Jeśli wierzyć doniesieniom Gazety Krakowskiej, to następcą Alberta Rude najprawdopodobniej zostanie Kazimierz Moskal. Kandydatura ta pasowałaby do zapowiedzi Jarosława Królewskiego, że szkoleniowcem Wisły w przyszłym sezonie będzie Polak. W mediach przewija się informacja, jakoby Moskala pozytywnie oceniła sztuczna inteligencja, a raczej mityczny system, o którym słyszymy od wielu miesięcy. Piotr Koźmiński z portalu WP Sportowe Fakty twierdzi nawet, że sprawa jest już przesądzona. Pozostała tylko papierologia i oficjalne potwierdzenie.
Powodów, dlaczego ten wybór może być trafny, jest wiele. Po pierwsze, Kazimierz Moskal wie, jak awansować do Ekstraklasy.

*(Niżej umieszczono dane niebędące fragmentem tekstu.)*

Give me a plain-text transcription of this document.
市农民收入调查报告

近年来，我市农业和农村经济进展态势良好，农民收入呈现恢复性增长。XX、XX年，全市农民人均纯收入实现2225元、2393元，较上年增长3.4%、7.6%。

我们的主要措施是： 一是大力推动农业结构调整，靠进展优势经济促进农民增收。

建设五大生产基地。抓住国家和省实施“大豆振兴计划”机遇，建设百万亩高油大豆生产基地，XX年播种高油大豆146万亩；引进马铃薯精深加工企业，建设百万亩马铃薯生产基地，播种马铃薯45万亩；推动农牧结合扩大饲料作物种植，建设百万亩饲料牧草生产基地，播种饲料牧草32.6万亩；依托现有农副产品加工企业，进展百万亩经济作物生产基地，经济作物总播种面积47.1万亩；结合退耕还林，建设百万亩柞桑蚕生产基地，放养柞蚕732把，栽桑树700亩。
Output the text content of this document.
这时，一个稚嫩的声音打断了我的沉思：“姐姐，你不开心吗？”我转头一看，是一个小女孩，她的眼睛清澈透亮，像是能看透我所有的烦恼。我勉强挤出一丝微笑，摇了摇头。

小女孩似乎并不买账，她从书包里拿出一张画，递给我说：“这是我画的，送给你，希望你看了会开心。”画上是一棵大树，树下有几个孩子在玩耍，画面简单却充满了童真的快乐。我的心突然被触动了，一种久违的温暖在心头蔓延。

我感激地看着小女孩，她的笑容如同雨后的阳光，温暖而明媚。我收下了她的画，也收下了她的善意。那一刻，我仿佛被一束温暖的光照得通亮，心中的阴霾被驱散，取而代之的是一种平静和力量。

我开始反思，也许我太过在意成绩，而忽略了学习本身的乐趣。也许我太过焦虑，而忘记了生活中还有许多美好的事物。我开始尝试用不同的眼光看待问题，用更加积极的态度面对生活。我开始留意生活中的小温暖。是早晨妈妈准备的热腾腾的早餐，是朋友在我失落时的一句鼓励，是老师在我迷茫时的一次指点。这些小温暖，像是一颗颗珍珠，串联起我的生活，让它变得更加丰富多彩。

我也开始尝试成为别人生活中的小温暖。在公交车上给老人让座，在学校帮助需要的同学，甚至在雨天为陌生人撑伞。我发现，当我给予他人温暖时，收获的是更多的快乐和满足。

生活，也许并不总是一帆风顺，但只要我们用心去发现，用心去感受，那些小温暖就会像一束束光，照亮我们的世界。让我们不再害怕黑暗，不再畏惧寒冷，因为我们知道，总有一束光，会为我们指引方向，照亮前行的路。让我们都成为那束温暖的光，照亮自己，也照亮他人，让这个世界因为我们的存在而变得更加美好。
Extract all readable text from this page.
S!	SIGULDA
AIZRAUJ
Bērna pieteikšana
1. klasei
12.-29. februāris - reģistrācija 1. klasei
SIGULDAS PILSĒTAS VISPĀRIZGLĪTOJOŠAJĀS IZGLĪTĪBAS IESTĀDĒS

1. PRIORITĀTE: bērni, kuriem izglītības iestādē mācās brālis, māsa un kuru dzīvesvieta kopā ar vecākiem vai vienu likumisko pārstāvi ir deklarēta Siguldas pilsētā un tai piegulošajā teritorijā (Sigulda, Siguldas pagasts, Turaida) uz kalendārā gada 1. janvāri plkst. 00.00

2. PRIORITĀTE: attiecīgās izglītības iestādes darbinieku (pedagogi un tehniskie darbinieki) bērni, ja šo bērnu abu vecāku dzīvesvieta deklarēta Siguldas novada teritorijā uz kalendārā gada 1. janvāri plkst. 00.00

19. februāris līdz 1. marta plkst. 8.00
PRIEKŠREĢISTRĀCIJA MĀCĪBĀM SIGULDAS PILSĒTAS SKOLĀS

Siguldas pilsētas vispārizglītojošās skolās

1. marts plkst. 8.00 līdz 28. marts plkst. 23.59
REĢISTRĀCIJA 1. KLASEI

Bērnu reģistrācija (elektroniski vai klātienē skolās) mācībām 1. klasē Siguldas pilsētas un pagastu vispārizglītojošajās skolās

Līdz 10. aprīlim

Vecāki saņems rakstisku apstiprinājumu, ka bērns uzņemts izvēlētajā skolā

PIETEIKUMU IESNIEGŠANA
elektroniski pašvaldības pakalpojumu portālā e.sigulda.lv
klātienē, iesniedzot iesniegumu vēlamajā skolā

Ostatni raz dokonał tego sezon temu, gdy wprowadził do elity ŁKS Łódź. Poza tym kibice ze stadionu im. Henryka Reymana znają go bardzo dobrze. Moskal w przeszłości był zarówno zawodnikiem, jak i szkoleniowcem Białej Gwiazdy. Jako piłkarz rozegrał w jej barwach ponad 200 spotkań, a także zdobył dwa tytuły Mistrza Polski (2000/2001, 2002/2003). Wisłę poprowadził łącznie w 48 spotkaniach, ostatni raz w listopadzie 2015 roku. Na oficjalne potwierdzenie powrotu Kazimierza Moskala na ławkę trenerską Wisły Kraków musimy poczekać do przyszłego tygodnia. Prezentacja nowego trenera została zapowiedziana jest na wtorek lub środę.